Now, obviously general themes and motifs recur over time: flying, floating and fantasy dreams; anxiety dreams (being naked in a public place, missing or being unprepared for class, unable to find documents, clothing, children, parents, etc.); physiological dreams (needing to find a bathroom, standing in the cold, etc.); etc. We may also dream more than once of meeting someone who has died, etc.
In any greater specificity than that, though, I’m skeptical about the perception of recurring dreams. My belief is this. When people think they’ve had a specific dream before — not just general themes, but the same narrative — that sense of deja vu is mistaken. What really happens is that the dream itself creates a sense of deja vu, either because you really play through the same scenario more than once in a single dream, or else you play through the scenario anticipating what will happen, since of course what will happen is a function of what’s happening in your own head. (In either case the sense of recurrence may carry with it the option of revising the events.)
I used to believe that as a child I had a recurring nightmare about being sucked by rushing wind from my bed and down the stairs to the living room where there was a monster under the coffee table. Looking back, I’m willing to bet that I only had the dream once — but I anticipated the whole dream so clearly that I thought it happened to me again and again.
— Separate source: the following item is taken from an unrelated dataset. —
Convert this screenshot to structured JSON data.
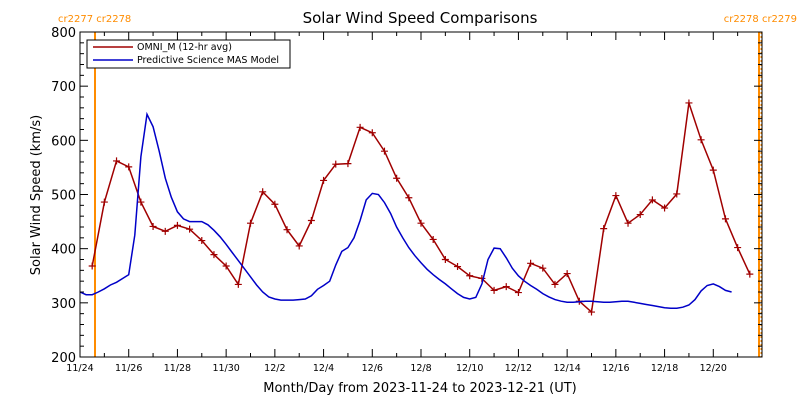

Even so, as skeptical as I am about recurring dreams in general, I just flat-out don’t believe at all that the process of waking up and going back to sleep can ever produce a continuation of the same narrative. If you’re anxious about something and you have an anxiety dream, you might fall asleep again and have a different anxiety dream, but not more of the same. Likewise, if you wake up from a wonderful flying dream and try to fall back asleep, you will not, alas, wind up flying again. Some other night, maybe.
Many times I’ve said to my children, “Trust me, the dream won’t come back. Let’s see if I’m right. When you wake up in the morning, tell me if the dream comes back.” So far it never has. And, Incidentally, I’ve talked this over with at least one Catholic mental health professional and a number of other people, and I’m convinced I’m onto something. So I’m willing to stake my moral certitude that I’m right for the sake of my child’s reassurance.
Now, what I would never tell a kid is that they won’t have a different nightmare — another dream just as bad as the first one. That’s obviously a live possibility, but strangely at the moment they aren’t worried about that. They’re worried about that dream: that monster, that scary scenario. In their minds, it’s out there waiting for them, like a real place they could find their way back to. I don’t believe it. Once they wake up, it’s gone. So I reassure them, and it works, and so far I’ve never, ever had a kid report that the dream came back.
Now, of course, it’s quite possible that some readers may write in the combox about their experiences with recurring dreams. Of course I can’t rebut what people feel sure has happened to them. But I remain skeptical.